Last week, one of my colleagues sent us all out a link to http://www.classdojo.com/ and said that he was using it in his classroom and enjoyed it. I had heard about it during one of my technology PD’s but hadn’t tried it out because when it was pitched to us it sounded like it would be more useful in a situation where students had their own laptops or netbooks or some other form of technology. It was something that sounded like “Well, you could use it in a classroom with only one laptop if that’s all you’ve got, but it won’t be as effective.
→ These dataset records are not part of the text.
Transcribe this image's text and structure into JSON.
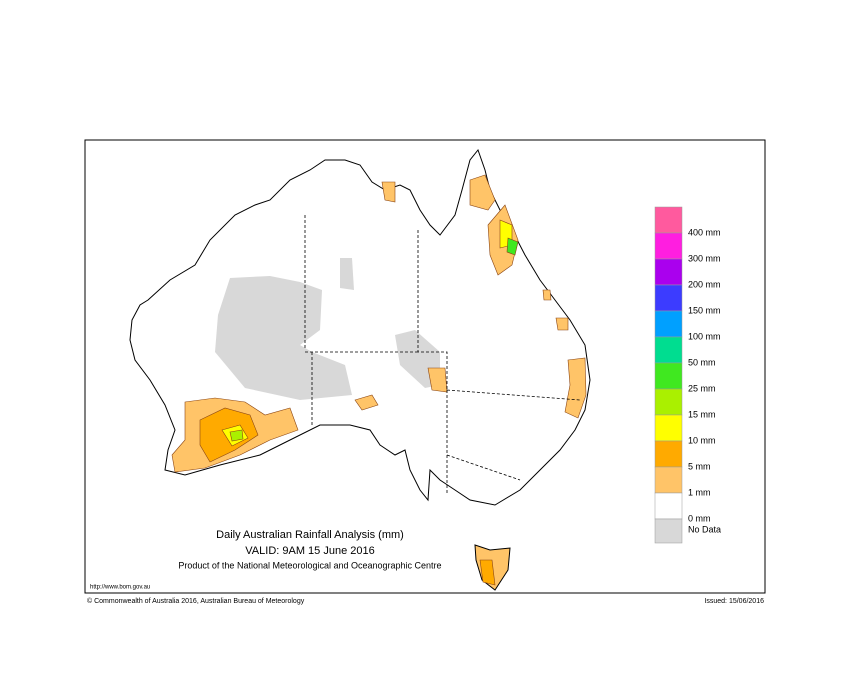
{
  "header": {
    "title": "Daily Australian Rainfall Analysis (mm)",
    "valid": "VALID: 9AM 15 June 2016",
    "product": "Product of the National Meteorological and Oceanographic Centre"
  },
  "legend": {
    "boxes": [
      "#ff5a9e",
      "#ff1ee0",
      "#aa00ee",
      "#3c3cff",
      "#00a0ff",
      "#00dd90",
      "#40e820",
      "#aaf000",
      "#ffff00",
      "#ffaa00",
      "#ffc468",
      "#ffffff"
    ],
    "labels": [
      "400 mm",
      "300 mm",
      "200 mm",
      "150 mm",
      "100 mm",
      "50 mm",
      "25 mm",
      "15 mm",
      "10 mm",
      "5 mm",
      "1 mm",
      "0 mm"
    ],
    "no_data": {
      "label": "No Data",
      "color": "#d8d8d8"
    }
  },
  "footer": {
    "url": "http://www.bom.gov.au",
    "copyright": "© Commonwealth of Australia 2016, Australian Bureau of Meteorology",
    "issued": "Issued: 15/06/2016"
  }
}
But since my co-worker was using it and he doesn’t have any more technology than I do, I thought I’d give it a second look. It’s basically a behaviour management tracking system but it comes with cute avatars and an easy way to share that information with parents. I signed up my class and decided to try it out. Quite a few of us did actually.
To start it off, I wanted my class to choose the positives and negatives themselves. I had them write down a list of 5 positive things that people should get points for and 5 negatives that they should get points taken away for. We wrote them down on a big list and then debated which ones to keep so that we could get it down to just 5 for each category. They had some great suggestions and it sparked an excellent conversation about what were positive and negative behaviours.
We’ve been doing it for a week so far and it seems to be working pretty well. I’m noticing students taking a little more care with keeping our classroom clean and it’s a good reminder when they hear a bing that I’m giving points for something. At the end of the day we look at the totals for the class and students can check their own totals. Parents can sign up to get a record at the end of each week as well.
I have to admit, it’s a bit of a carrot and stick system and while I would prefer them to be more intrinsically motivated to follow expectations, I also see a big benefit. Far too often I feel that students who are always following expectations, are polite, respectful, on-task, they get forgotten or feel like they’re forgotten. We give more attention, both negative and positive to the off-task students because, quite frankly, they need more attention and care. But I appreciate my on-task, expectation following students so much because they give me that time and freedom to take care of my more needy students. I feel like this system gives me a quick and consistent way to show those kids that I am noticing they’re on-task. I am noticing they’re being respectful and helpful and that I appreciate that because I was that kid.
Does anyone else use this program or one like it?